ISLAMABAD:
The government decided on Saturday to revive the process of barter trade with Iran, which got stuck last year, in an effort to clear outstanding payments for electricity purchases from Tehran.
The decision came ahead of a meeting of the Joint Economic Council (JEC), which is scheduled to meet this quarter. It will discuss all outstanding bilateral trade issues including Iran-Pakistan gas pipeline, payments for electricity bills and cooperation in the banking sector.
To review the progress, an inter-ministerial meeting was held in Islamabad on facilitating trade between the two countries, keeping in view the United Nations’ sanctions.
Finance Minister Ishaq Dar underlined the need for removing impediments in the way of bilateral trade before holding the JEC meeting, according to a handout issued by the Ministry of Finance. The two sides will discuss all outstanding issues.
Dar said there was a need to build confidence in a bid to overcome the hurdles standing in the way of barter trade and commodity exchanges, which would enable the two countries to benefit from their proximity.
Participants at the meeting agreed to constitute a committee which would submit its report to the inter-ministerial committee after reviewing progress on outstanding issues.
They said negotiations between western nations and Iran for reaching a settlement were also at an advanced stage and Pakistan should be prepared and adopt a common approach to enhance bilateral trade.
The finance minister recalled that during Prime Minister Nawaz Sharif’s visit to Iran, both sides had reaffirmed their commitment that while remaining within the ambit of UN sanctions, mutual trade and cooperation would be stepped up with barter trade and a commodities exchange mechanism.

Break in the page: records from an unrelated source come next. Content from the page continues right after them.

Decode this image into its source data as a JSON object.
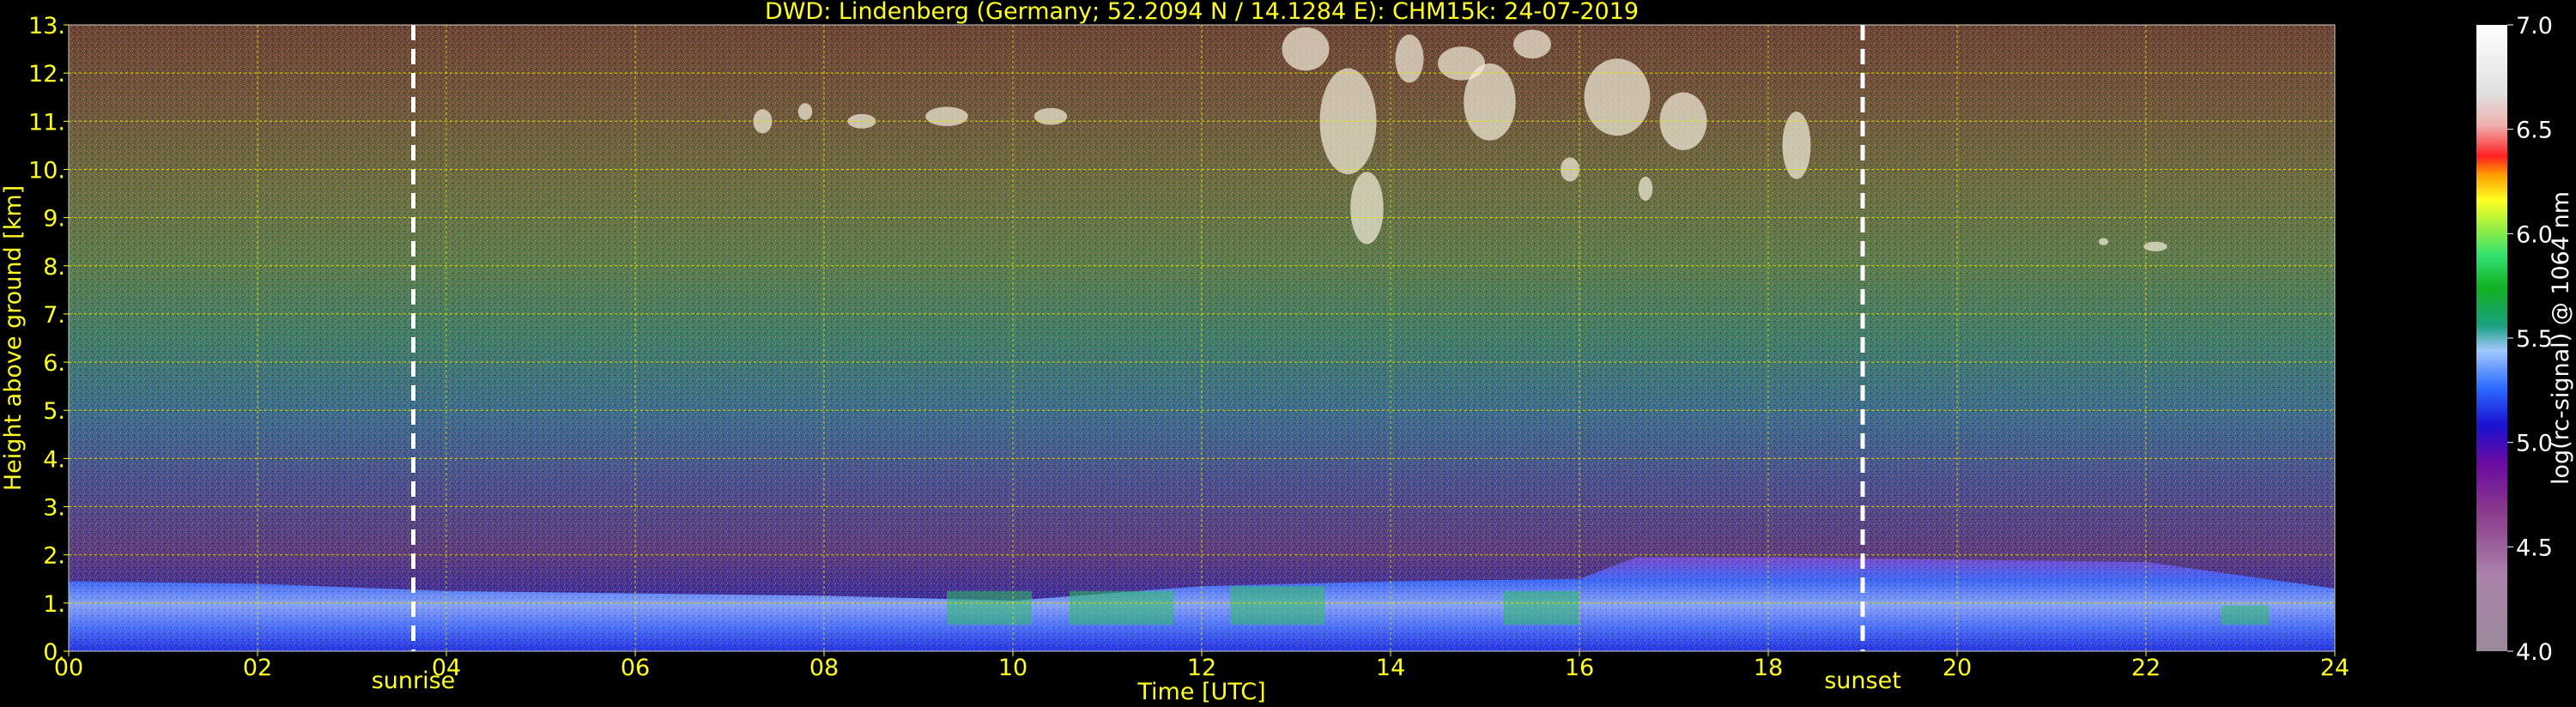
{
  "chart_data": {
    "type": "heatmap",
    "title": "DWD: Lindenberg (Germany; 52.2094 N / 14.1284 E):    CHM15k: 24-07-2019",
    "xlabel": "Time [UTC]",
    "ylabel": "Height above ground [km]",
    "colorbar_label": "log(rc-signal) @ 1064 nm",
    "xlim": [
      0,
      24
    ],
    "ylim": [
      0,
      13
    ],
    "x_ticks": [
      "00",
      "02",
      "04",
      "06",
      "08",
      "10",
      "12",
      "14",
      "16",
      "18",
      "20",
      "22",
      "24"
    ],
    "y_ticks": [
      "0.",
      "1.",
      "2.",
      "3.",
      "4.",
      "5.",
      "6.",
      "7.",
      "8.",
      "9.",
      "10.",
      "11.",
      "12.",
      "13."
    ],
    "colorbar_range": [
      4.0,
      7.0
    ],
    "colorbar_ticks": [
      "4.0",
      "4.5",
      "5.0",
      "5.5",
      "6.0",
      "6.5",
      "7.0"
    ],
    "grid": true,
    "grid_color": "#e8e800",
    "annotations": [
      {
        "label": "sunrise",
        "x": 3.65
      },
      {
        "label": "sunset",
        "x": 19.0
      }
    ],
    "boundary_layer_top_km": [
      [
        0,
        1.45
      ],
      [
        2,
        1.4
      ],
      [
        4,
        1.25
      ],
      [
        6,
        1.2
      ],
      [
        8,
        1.15
      ],
      [
        10,
        1.05
      ],
      [
        12,
        1.35
      ],
      [
        14,
        1.45
      ],
      [
        16,
        1.5
      ],
      [
        16.6,
        1.95
      ],
      [
        18,
        1.95
      ],
      [
        20,
        1.9
      ],
      [
        22,
        1.85
      ],
      [
        24,
        1.3
      ]
    ],
    "cloud_cells": [
      {
        "x": 7.35,
        "km": 11.0,
        "w": 0.2,
        "h": 0.5
      },
      {
        "x": 7.8,
        "km": 11.2,
        "w": 0.15,
        "h": 0.35
      },
      {
        "x": 8.4,
        "km": 11.0,
        "w": 0.3,
        "h": 0.3
      },
      {
        "x": 9.3,
        "km": 11.1,
        "w": 0.45,
        "h": 0.4
      },
      {
        "x": 10.4,
        "km": 11.1,
        "w": 0.35,
        "h": 0.35
      },
      {
        "x": 13.1,
        "km": 12.5,
        "w": 0.5,
        "h": 0.9
      },
      {
        "x": 13.55,
        "km": 11.0,
        "w": 0.6,
        "h": 2.2
      },
      {
        "x": 13.75,
        "km": 9.2,
        "w": 0.35,
        "h": 1.5
      },
      {
        "x": 14.2,
        "km": 12.3,
        "w": 0.3,
        "h": 1.0
      },
      {
        "x": 14.75,
        "km": 12.2,
        "w": 0.5,
        "h": 0.7
      },
      {
        "x": 15.05,
        "km": 11.4,
        "w": 0.55,
        "h": 1.6
      },
      {
        "x": 15.5,
        "km": 12.6,
        "w": 0.4,
        "h": 0.6
      },
      {
        "x": 15.9,
        "km": 10.0,
        "w": 0.2,
        "h": 0.5
      },
      {
        "x": 16.4,
        "km": 11.5,
        "w": 0.7,
        "h": 1.6
      },
      {
        "x": 16.7,
        "km": 9.6,
        "w": 0.15,
        "h": 0.5
      },
      {
        "x": 17.1,
        "km": 11.0,
        "w": 0.5,
        "h": 1.2
      },
      {
        "x": 18.3,
        "km": 10.5,
        "w": 0.3,
        "h": 1.4
      },
      {
        "x": 21.55,
        "km": 8.5,
        "w": 0.1,
        "h": 0.15
      },
      {
        "x": 22.1,
        "km": 8.4,
        "w": 0.25,
        "h": 0.2
      }
    ]
  }
}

A new set of US sanctions came into force in February last year designed to restrict buyers of Iranian oil from making payments in local currencies rather than dollar or euro. In addition to this, Iran can use funds kept in Escrow accounts only for buying locally sourced goods and services.
Pakistan is also experiencing problems in making payments for electricity import. Iran supplied electricity valuing at $53 million until July last year but payments were outstanding as international sanctions barred financial transactions with Tehran.
Pakistan’s efforts to export wheat to Iran, aimed at paying outstanding bills for electricity import, were also frustrated after the state-owned Trading Company of Iran cancelled an export contract under a barter trade agreement. Tehran revoked the contract because of slow progress on the barter arrangement.
Pakistan had agreed to sell wheat at $300 per ton to cover the cost of electricity being supplied to the National Transmission and Dispatch Company (NTDC) by Iran’s Tavanir.
Officials said NTDC had already paid the rupee equivalent of $9 million to the Pakistan Agriculture Storage and Services Corporation as the cost of 30,000 tons of wheat, out of $53.21 million owed to Tavanir.
The finance minister directed the finance secretary to hold a meeting of all stakeholders and suggest practical measures to move forward on barter trade and opening of border crossings between the two countries, according to the handout.
It was decided that the Ministry of Commerce and Trading Corporation of Pakistan would review exportable surplus of various commodities in consultation with the Iranian side and present a report in a follow-up meeting to be held in the third week of this month.